Entonces agarro mis romas líneas venéreas
y las hiervo, las redoro, las devengo
una factura triangular como una aljaba,
una golosina para la autoridad del Rilke.
Son una mentira sin malicia, señor,
un retocado en la fotografía.
Lástima que el joven poeta apostrofado
no hubiere sido el transandino aquel de los cien
sonetos falsos.
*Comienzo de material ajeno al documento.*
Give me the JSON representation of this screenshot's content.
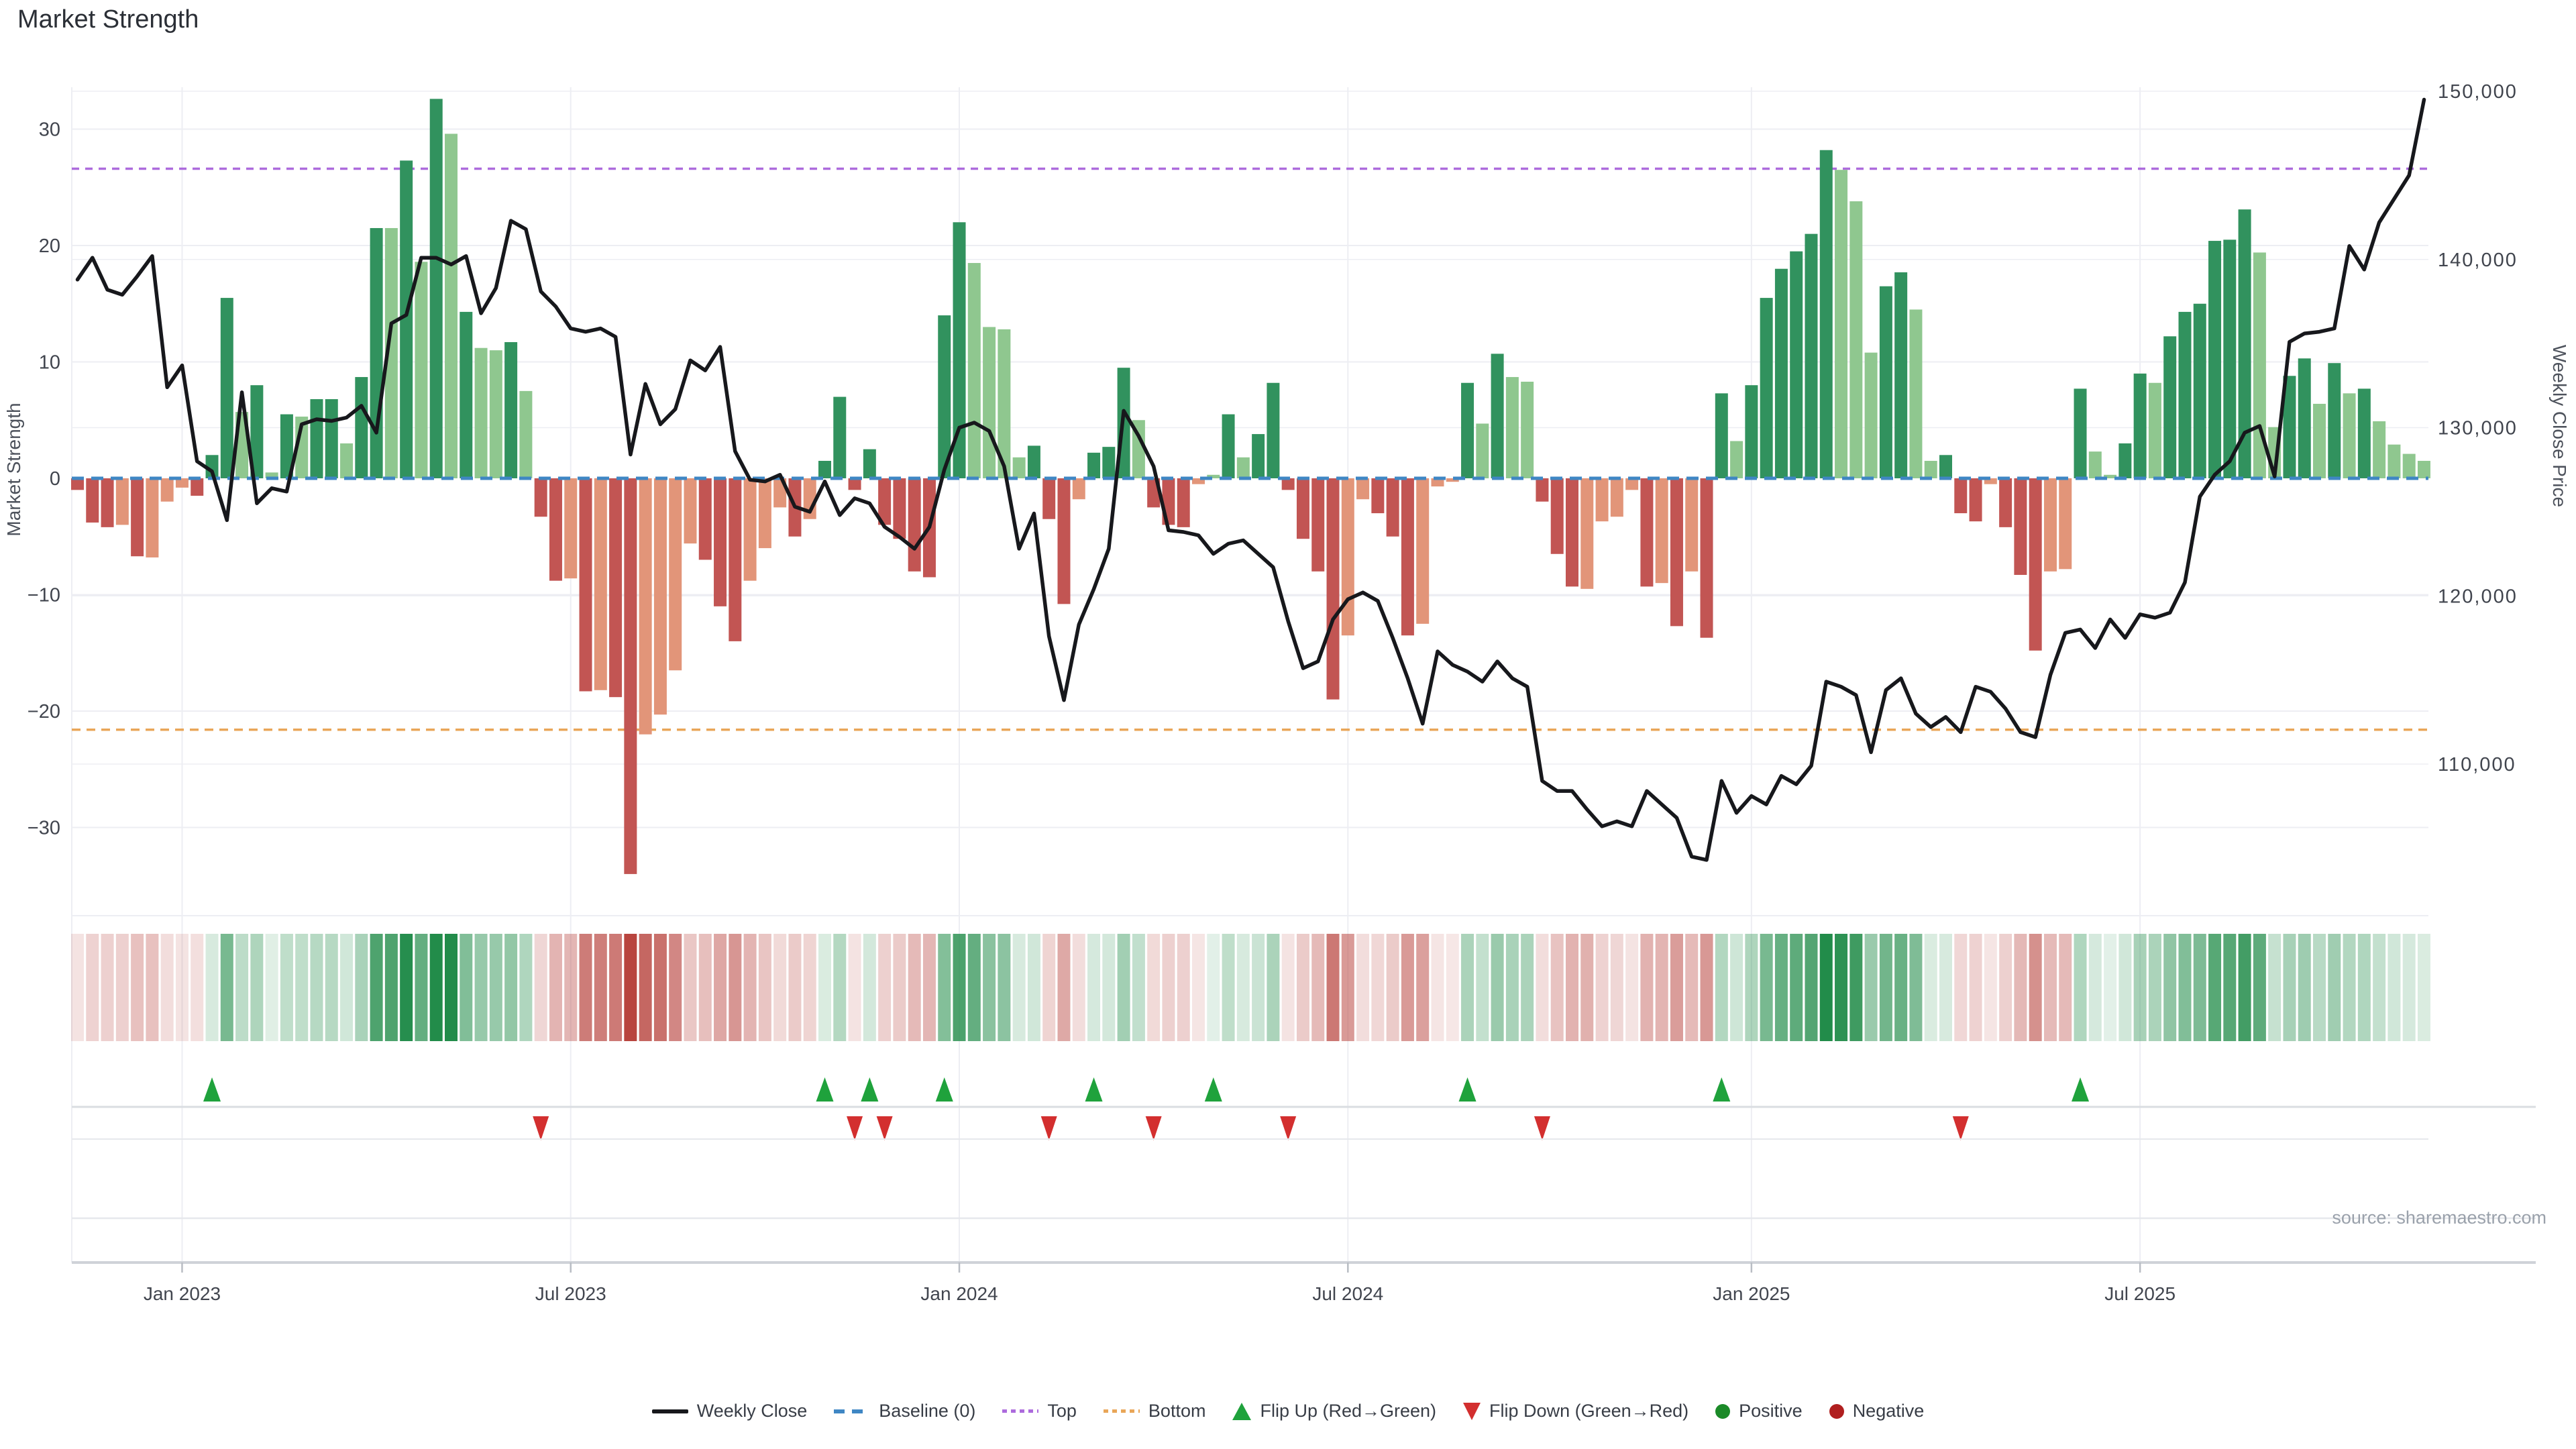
{
  "title": "Market Strength",
  "source_label": "source: sharemaestro.com",
  "axes": {
    "left_title": "Market Strength",
    "right_title": "Weekly Close Price",
    "left_ticks": [
      30,
      20,
      10,
      0,
      -10,
      -20,
      -30
    ],
    "right_ticks": [
      150000,
      140000,
      130000,
      120000,
      110000
    ],
    "right_tick_labels": [
      "150,000",
      "140,000",
      "130,000",
      "120,000",
      "110,000"
    ],
    "x_tick_labels": [
      "Jan 2023",
      "Jul 2023",
      "Jan 2024",
      "Jul 2024",
      "Jan 2025",
      "Jul 2025"
    ]
  },
  "legend": [
    {
      "label": "Weekly Close",
      "swatch": "line"
    },
    {
      "label": "Baseline (0)",
      "swatch": "dash-blue"
    },
    {
      "label": "Top",
      "swatch": "dot-purple"
    },
    {
      "label": "Bottom",
      "swatch": "dot-orange"
    },
    {
      "label": "Flip Up (Red→Green)",
      "swatch": "tri-up"
    },
    {
      "label": "Flip Down (Green→Red)",
      "swatch": "tri-down"
    },
    {
      "label": "Positive",
      "swatch": "circle-green"
    },
    {
      "label": "Negative",
      "swatch": "circle-red"
    }
  ],
  "colors": {
    "bar_pos_strong": "#31925e",
    "bar_pos_soft": "#8fc78f",
    "bar_neg_strong": "#c25553",
    "bar_neg_soft": "#e29579",
    "baseline": "#3f87c4",
    "top_line": "#ad6bdd",
    "bottom_line": "#e9a658",
    "price_line": "#17181c",
    "flip_up": "#1fa23c",
    "flip_down": "#d32f2f",
    "heat_pos_rgb": "34,140,74",
    "heat_neg_rgb": "184,68,62",
    "positive_dot": "#1b8a28",
    "negative_dot": "#b01f1f",
    "grid": "#edeef3",
    "axis_text": "#41454e",
    "axis_title": "#4d525c"
  },
  "chart_data": {
    "type": "bar",
    "series_info": "weekly market strength bars (left axis) + weekly close price line (right axis); heat strip and flip markers derived from strength sign",
    "x_unit": "week",
    "x_tick_weeks": [
      7,
      33,
      59,
      85,
      112,
      138
    ],
    "x_tick_labels": [
      "Jan 2023",
      "Jul 2023",
      "Jan 2024",
      "Jul 2024",
      "Jan 2025",
      "Jul 2025"
    ],
    "strength_axis": {
      "label": "Market Strength",
      "ticks": [
        30,
        20,
        10,
        0,
        -10,
        -20,
        -30
      ],
      "range": [
        -36,
        33.6
      ]
    },
    "price_axis": {
      "label": "Weekly Close Price",
      "ticks": [
        150000,
        140000,
        130000,
        120000,
        110000
      ],
      "range": [
        103000,
        150500
      ]
    },
    "reference_lines": {
      "baseline": 0,
      "top": 26.6,
      "bottom": -21.6
    },
    "strength": [
      -1.0,
      -3.8,
      -4.2,
      -4.0,
      -6.7,
      -6.8,
      -2.0,
      -0.8,
      -1.5,
      2.0,
      15.5,
      5.7,
      8.0,
      0.5,
      5.5,
      5.3,
      6.8,
      6.8,
      3.0,
      8.7,
      21.5,
      21.5,
      27.3,
      18.6,
      32.6,
      29.6,
      14.3,
      11.2,
      11.0,
      11.7,
      7.5,
      -3.3,
      -8.8,
      -8.6,
      -18.3,
      -18.2,
      -18.8,
      -34.0,
      -22.0,
      -20.3,
      -16.5,
      -5.6,
      -7.0,
      -11.0,
      -14.0,
      -8.8,
      -6.0,
      -2.5,
      -5.0,
      -3.5,
      1.5,
      7.0,
      -1.0,
      2.5,
      -4.0,
      -5.2,
      -8.0,
      -8.5,
      14.0,
      22.0,
      18.5,
      13.0,
      12.8,
      1.8,
      2.8,
      -3.5,
      -10.8,
      -1.8,
      2.2,
      2.7,
      9.5,
      5.0,
      -2.5,
      -4.0,
      -4.2,
      -0.5,
      0.3,
      5.5,
      1.8,
      3.8,
      8.2,
      -1.0,
      -5.2,
      -8.0,
      -19.0,
      -13.5,
      -1.8,
      -3.0,
      -5.0,
      -13.5,
      -12.5,
      -0.7,
      -0.3,
      8.2,
      4.7,
      10.7,
      8.7,
      8.3,
      -2.0,
      -6.5,
      -9.3,
      -9.5,
      -3.7,
      -3.3,
      -1.0,
      -9.3,
      -9.0,
      -12.7,
      -8.0,
      -13.7,
      7.3,
      3.2,
      8.0,
      15.5,
      18.0,
      19.5,
      21.0,
      28.2,
      26.5,
      23.8,
      10.8,
      16.5,
      17.7,
      14.5,
      1.5,
      2.0,
      -3.0,
      -3.7,
      -0.5,
      -4.2,
      -8.3,
      -14.8,
      -8.0,
      -7.8,
      7.7,
      2.3,
      0.3,
      3.0,
      9.0,
      8.2,
      12.2,
      14.3,
      15.0,
      20.4,
      20.5,
      23.1,
      19.4,
      4.4,
      8.8,
      10.3,
      6.4,
      9.9,
      7.3,
      7.7,
      4.9,
      2.9,
      2.1,
      1.5
    ],
    "strong_shade": [
      1,
      1,
      1,
      0,
      1,
      0,
      0,
      0,
      1,
      1,
      1,
      0,
      1,
      0,
      1,
      0,
      1,
      1,
      0,
      1,
      1,
      0,
      1,
      0,
      1,
      0,
      1,
      0,
      0,
      1,
      0,
      1,
      1,
      0,
      1,
      0,
      1,
      1,
      0,
      0,
      0,
      0,
      1,
      1,
      1,
      0,
      0,
      0,
      1,
      0,
      1,
      1,
      1,
      1,
      1,
      1,
      1,
      1,
      1,
      1,
      0,
      0,
      0,
      0,
      1,
      1,
      1,
      0,
      1,
      1,
      1,
      0,
      1,
      1,
      1,
      0,
      0,
      1,
      0,
      1,
      1,
      1,
      1,
      1,
      1,
      0,
      0,
      1,
      1,
      1,
      0,
      0,
      0,
      1,
      0,
      1,
      0,
      0,
      1,
      1,
      1,
      0,
      0,
      0,
      0,
      1,
      0,
      1,
      0,
      1,
      1,
      0,
      1,
      1,
      1,
      1,
      1,
      1,
      0,
      0,
      0,
      1,
      1,
      0,
      0,
      1,
      1,
      1,
      0,
      1,
      1,
      1,
      0,
      0,
      1,
      0,
      0,
      1,
      1,
      0,
      1,
      1,
      1,
      1,
      1,
      1,
      0,
      0,
      1,
      1,
      0,
      1,
      0,
      1,
      0,
      0,
      0,
      0
    ],
    "price": [
      138800,
      140100,
      138200,
      137900,
      139000,
      140200,
      132400,
      133700,
      128000,
      127400,
      124500,
      132100,
      125500,
      126400,
      126200,
      130200,
      130500,
      130400,
      130600,
      131300,
      129700,
      136200,
      136700,
      140100,
      140100,
      139700,
      140200,
      136800,
      138300,
      142300,
      141800,
      138100,
      137200,
      135900,
      135700,
      135900,
      135400,
      128400,
      132600,
      130200,
      131100,
      134000,
      133400,
      134800,
      128600,
      126900,
      126800,
      127200,
      125300,
      125000,
      126800,
      124800,
      125800,
      125500,
      124100,
      123500,
      122800,
      124100,
      127500,
      130000,
      130300,
      129800,
      127700,
      122800,
      124900,
      117600,
      113800,
      118300,
      120400,
      122800,
      131000,
      129500,
      127700,
      123900,
      123800,
      123600,
      122500,
      123100,
      123300,
      122500,
      121700,
      118500,
      115700,
      116100,
      118600,
      119800,
      120200,
      119700,
      117500,
      115100,
      112400,
      116700,
      115900,
      115500,
      114900,
      116100,
      115100,
      114600,
      109000,
      108400,
      108400,
      107300,
      106300,
      106600,
      106300,
      108400,
      107600,
      106800,
      104500,
      104300,
      109000,
      107100,
      108100,
      107600,
      109300,
      108800,
      109900,
      114900,
      114600,
      114100,
      110700,
      114400,
      115100,
      113000,
      112200,
      112800,
      111900,
      114600,
      114300,
      113300,
      111900,
      111600,
      115300,
      117800,
      118000,
      116900,
      118600,
      117500,
      118900,
      118700,
      119000,
      120800,
      125900,
      127200,
      128000,
      129700,
      130100,
      127100,
      135100,
      135600,
      135700,
      135900,
      140800,
      139400,
      142200,
      143600,
      145000,
      149500
    ],
    "flip_rule": "marker when strength sign flips vs previous week",
    "legend_position": "bottom-center",
    "grid": "on"
  }
}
Yo por mi parte soy el viudo
de una moto recién sacrificada:
el escape desprendiósele en un pozo
y una multa me pusieron por el ruido.

Y es que la pobre estaba ya tan vieja
y tanto merecía, por lo mucho que felices
fuimos juntos, una digna defunción,
un vender sus órganos aún sanos
bajo el acrílico sol de los desguaces.
Señor Rainer María que estás
en las Librerías del Centro:
¿puedo escribir los versos tristes
para mi pobre moto blanca, para mi moto
blanca? ¿Por esta única
vez licencia tú me dieras?
Muchos barrios visitamos juntos,
era mi María Kodama. Era mi Dama
de las Kamelias: tosía si la pateaba,
sabía
bizquear en las esquinas como la Dulce Irma,
hollar senderos como agraria Proserpina.
Señor Rainer María
usted qué sabe
de lo que no me pasa, del estar cansado,
del conversar con los taxistas en la amarga
noche catalana. Dispense por esta vez
mi declamar el poema del amor y muerte
y écheme un consejo, en todo caso:
¿debería planearlo más bien como elegía?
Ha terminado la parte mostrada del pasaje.